Quels lieux d’expression et d’action ?

Le site internet est un moyen de communication qui s’est imposé. « Nous avons un site, dit Liliane Wietzerbin, où nous exposons nos idées, nous organisons régulièrement des réunions publiques et lançons de temps en temps des pétitions sur des sujets particuliers ».

Auprès des citoyens, l’opposition disposent des outils déjà évoqués : tribunes dans le journal municipal, lieux d’expressions propres (Internet permet de s’exprimer à coûts réduits), manifestations, pétitions…

Auprès du juge, on distinguera la Commission d’accès aux documents administratifs (CADA) déjà évoquée du tribunal administratif pour d’éventuels recours si les conditions sont réunies (voir ici ).

Période électorale

Le positionnement va évoluer à l’approche des élections : cette perspective modifie les stratégies des uns et des autres.

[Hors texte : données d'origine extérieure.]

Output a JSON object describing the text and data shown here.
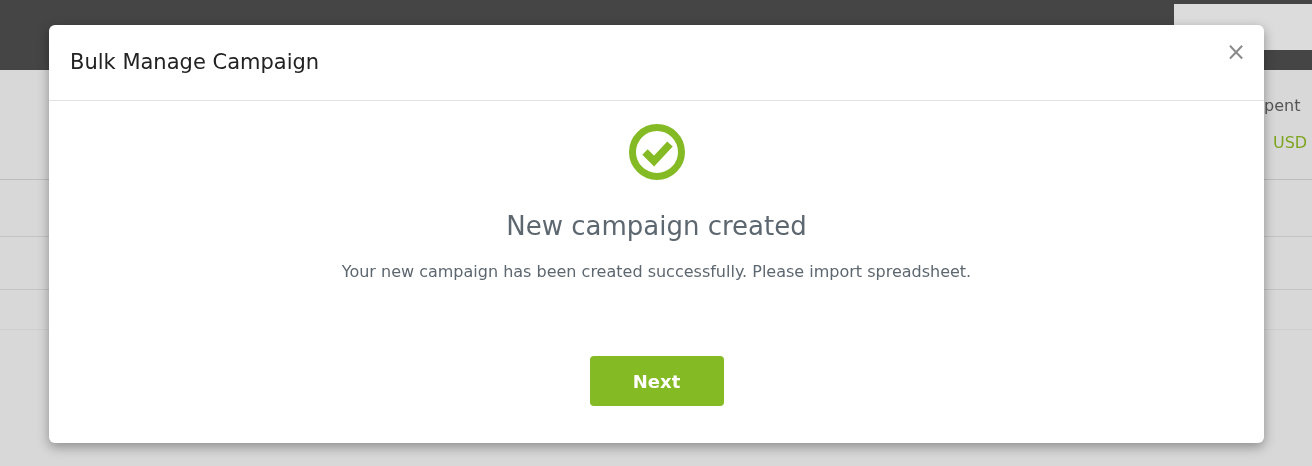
{
  "background": {
    "spent_label": "pent",
    "currency": "USD"
  },
  "modal": {
    "title": "Bulk Manage Campaign",
    "close": "×",
    "heading": "New campaign created",
    "message": "Your new campaign has been created successfully. Please import spreadsheet.",
    "button": "Next"
  }
}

Bien entendu, il faut commencer à insister sur les éléments du futur programme que l’on défendra. Et parfois réviser sa position, comme on l’a vu récemment avec deux conseillers municipaux quittant la majorité à Bourg-la-Reine. On l’a compris, à un an des municipales, celles-ci sont dans la tête de tous les élus ou de ceux qui voudraient l’être. Les attitudes désormais sont à comprendre sous cet angle.